El desarrollo postcontratación parte de un diagnóstico objetivo. Nuestras evaluaciones identifican brechas y diseñan rutas de desarrollo personalizadas para cada colaborador.
Diagnóstico inicial, plan de desarrollo, recursos formativos, retroalimentación 360° y medición de progreso a lo largo del tiempo.
La planificación de sucesión efectiva requiere identificar con antelación quién tiene el potencial para asumir roles clave. Las evaluaciones de Aon miden dimensiones críticas como el liderazgo emergente, el razonamiento estratégico, la inteligencia emocional y la capacidad de aprendizaje ágil — predictores validados del éxito en posiciones de mayor responsabilidad. Nuestros informes de potencial permiten crear matrices de sucesión basadas en datos, comparar candidatos internos con perfiles de referencia y diseñar planes de desarrollo individualizados que preparan a los sucesores con 12 a 36 meses de anticipación, reduciendo la dependencia de decisiones subjetivas.
El feedback 360° bien implementado genera un ROI medible en múltiples dimensiones. Según estudios del sector, los líderes que reciben feedback estructurado multi-fuente mejoran su efectividad percibida en un 20-30% en los 12 meses siguientes. A nivel organizacional, los programas de desarrollo basados en 360° reducen la rotación de managers en un 15-25%, aumentan el engagement de sus equipos y aceleran la identificación de sucesores. En el contexto latinoamericano, donde el costo de reemplazar un gerente equivale a 1.5-2 veces su salario anual, invertir en desarrollo mediante evaluaciones 360° de Aon genera ahorros significativos y pipelines de liderazgo más sólidos.
Identificar líderes en etapas tempranas de su carrera es uno de los desafíos más valiosos del desarrollo del talento. Las evaluaciones de Aon miden el potencial de liderazgo a través de indicadores que no dependen de la experiencia previa: capacidad de razonamiento complejo, agilidad de aprendizaje, orientación al logro, resiliencia emocional y capacidad de influencia interpersonal. Utilizando modelos de referencia basados en datos de líderes exitosos, nuestros algoritmos predictivos identifican con alta precisión quién tiene el "techo de crecimiento" necesario para roles gerenciales, permitiendo que las organizaciones inviertan estratégicamente en las personas con mayor retorno potencial.
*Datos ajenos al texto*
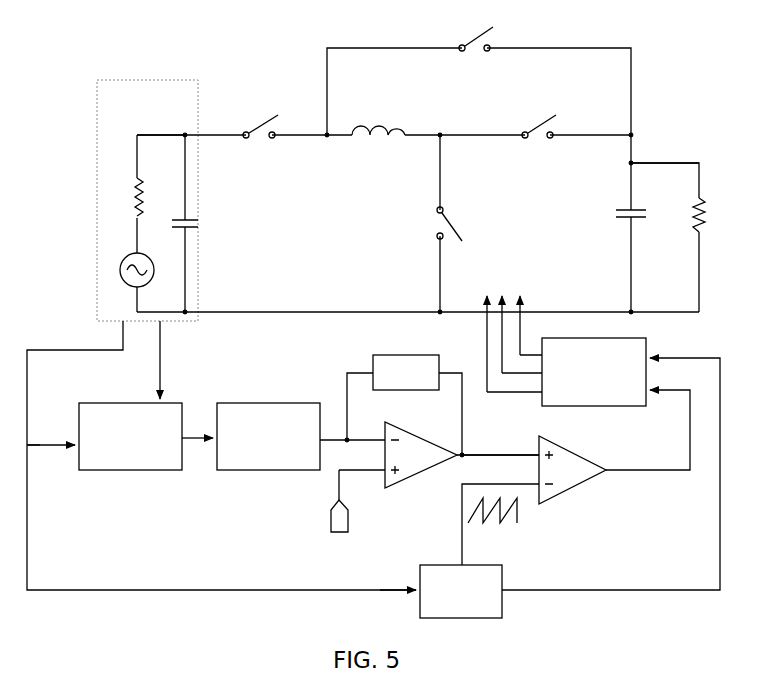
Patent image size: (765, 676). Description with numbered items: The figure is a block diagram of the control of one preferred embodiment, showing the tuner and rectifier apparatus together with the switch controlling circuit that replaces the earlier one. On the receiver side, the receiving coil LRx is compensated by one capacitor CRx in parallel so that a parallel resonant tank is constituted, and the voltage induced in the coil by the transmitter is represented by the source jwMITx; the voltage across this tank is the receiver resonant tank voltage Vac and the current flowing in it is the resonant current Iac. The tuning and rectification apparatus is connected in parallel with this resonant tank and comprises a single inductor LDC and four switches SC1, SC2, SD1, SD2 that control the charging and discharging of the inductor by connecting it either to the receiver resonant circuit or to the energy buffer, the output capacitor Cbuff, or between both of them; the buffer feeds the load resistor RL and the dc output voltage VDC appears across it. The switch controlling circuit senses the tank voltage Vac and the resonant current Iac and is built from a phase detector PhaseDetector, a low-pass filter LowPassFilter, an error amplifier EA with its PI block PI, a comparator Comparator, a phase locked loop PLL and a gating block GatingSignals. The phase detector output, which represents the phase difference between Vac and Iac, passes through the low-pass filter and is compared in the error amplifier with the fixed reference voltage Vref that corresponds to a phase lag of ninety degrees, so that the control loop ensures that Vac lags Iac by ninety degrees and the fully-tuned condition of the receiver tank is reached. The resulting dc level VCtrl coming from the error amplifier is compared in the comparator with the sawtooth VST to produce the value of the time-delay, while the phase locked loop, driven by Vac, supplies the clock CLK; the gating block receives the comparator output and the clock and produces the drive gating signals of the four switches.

The receiver resonant tank voltage Vac is at (161, 122).
The receiving coil LRx is at (121, 197).
The compensating capacitor CRx is at (199, 223).
The induced voltage source jwMITx is at (109, 276).
The switch SC1 is at (261, 117).
The switch SC2 is at (428, 224).
The switch SD1 is at (526, 120).
The switch SD2 is at (459, 30).
The inductor LDC is at (378, 119).
The energy buffer capacitor Cbuff is at (617, 201).
The dc output voltage VDC is at (665, 154).
The load resistor RL is at (684, 215).
The resonant current Iac is at (173, 360).
The phase detector PhaseDetector is at (130, 436).
The low-pass filter LowPassFilter is at (268, 436).
The PI controller PI is at (406, 372).
The error amplifier EA is at (421, 467).
The fixed reference voltage Vref is at (320, 516).
The control voltage VCtrl is at (500, 443).
The comparator Comparator is at (599, 473).
The sawtooth voltage VST is at (492, 524).
The phase locked loop PLL is at (461, 591).
The clock signal CLK is at (611, 474).
The gating block GatingSignals is at (594, 372).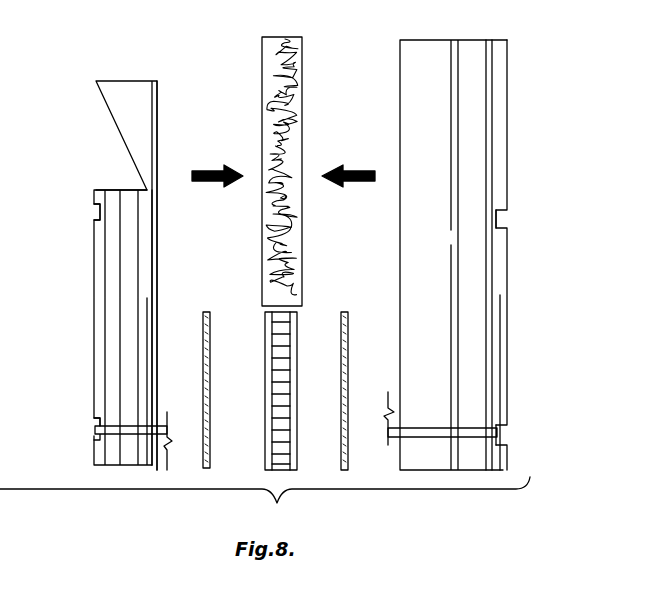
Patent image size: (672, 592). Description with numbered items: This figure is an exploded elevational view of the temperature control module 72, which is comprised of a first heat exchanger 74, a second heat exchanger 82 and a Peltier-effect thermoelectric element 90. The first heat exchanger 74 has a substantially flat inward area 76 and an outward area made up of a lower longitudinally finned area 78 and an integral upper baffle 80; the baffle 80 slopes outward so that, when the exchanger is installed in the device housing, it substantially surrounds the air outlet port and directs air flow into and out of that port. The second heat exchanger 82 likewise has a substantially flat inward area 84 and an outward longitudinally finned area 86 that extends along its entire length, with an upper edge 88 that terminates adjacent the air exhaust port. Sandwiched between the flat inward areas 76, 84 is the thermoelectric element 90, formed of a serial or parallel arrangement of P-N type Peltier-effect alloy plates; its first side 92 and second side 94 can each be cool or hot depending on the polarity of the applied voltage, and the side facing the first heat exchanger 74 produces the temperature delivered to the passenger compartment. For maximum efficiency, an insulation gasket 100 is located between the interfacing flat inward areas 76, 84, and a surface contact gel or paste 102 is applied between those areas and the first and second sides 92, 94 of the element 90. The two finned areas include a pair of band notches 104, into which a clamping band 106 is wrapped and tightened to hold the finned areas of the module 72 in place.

The temperature control module 72 is at (118, 53).
The first heat exchanger 74 is at (65, 316).
The substantially flat inward area 76 is at (158, 236).
The lower longitudinally finned area 78 is at (112, 372).
The integral upper baffle 80 is at (128, 143).
The second heat exchanger 82 is at (520, 124).
The substantially flat inward area 84 is at (400, 96).
The longitudinally finned area 86 is at (470, 268).
The upper edge 88 is at (482, 40).
The Peltier-effect thermoelectric element 90 is at (276, 433).
The first side 92 is at (268, 386).
The second side 94 is at (293, 408).
The insulation gasket 100 is at (273, 74).
The surface contact gel or paste 102 is at (229, 300).
The band notches 104 is at (97, 208).
The clamping band 106 is at (97, 434).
Los programas de desarrollo basados en evaluaciones parten de un diagnóstico objetivo del punto de partida de cada colaborador: qué competencias ya tiene desarrolladas, cuáles son sus brechas reales y cuál es su potencial de crecimiento. Esto permite diseñar rutas de desarrollo personalizadas que se dirigen exactamente a donde se necesita la inversión, evitando el desperdicio de recursos en capacitaciones genéricas que no abordan las necesidades específicas de cada persona. En contraste, las capacitaciones tradicionales aplican el mismo contenido a todos sin importar su nivel de partida, lo que resulta en bajo engagement, baja transferencia al trabajo y ROI difícil de medir. Los programas de Aon combinan evaluación diagnóstica, plan de acción personalizado y medición de progreso, generando un ciclo de mejora continua basado en datos.
El ROI de un programa de desarrollo de talento basado en evaluaciones se puede medir en cuatro dimensiones. Primero, el impacto en desempeño individual: comparando las evaluaciones diagnósticas iniciales con las evaluaciones de seguimiento para cuantificar la mejora en competencias específicas. Segundo, el impacto en KPIs de negocio: correlacionando el desarrollo de competencias con indicadores como productividad, calidad, satisfacción del cliente o reducción de errores en las unidades donde se implementó el programa. Tercero, el impacto en retención: los colaboradores que participan en programas de desarrollo tienen 2-3 veces más probabilidad de permanecer en la organización, lo que reduce los costos de reemplazo. Cuarto, el impacto en el pipeline de liderazgo: midiendo cuántos participantes del programa ascienden a roles de mayor responsabilidad en un período determinado.
Los primeros indicadores de impacto de un programa de desarrollo de talento basado en evaluaciones comienzan a observarse en tres fases temporales. En el corto plazo (1-3 meses), se evidencia un aumento del engagement y la motivación de los colaboradores, que perciben que la organización invierte en su crecimiento. En el mediano plazo (3-6 meses), se detectan mejoras medibles en las competencias trabajadas, visibles en evaluaciones de seguimiento y en el feedback de los managers. En el largo plazo (6-18 meses), se registra el impacto en KPIs de negocio: mayor productividad, menor rotación y un pipeline de liderazgo más robusto. La velocidad de los resultados depende de la intensidad del programa, la calidad de la implementación y el compromiso de los líderes de la organización en apoyar el proceso de desarrollo.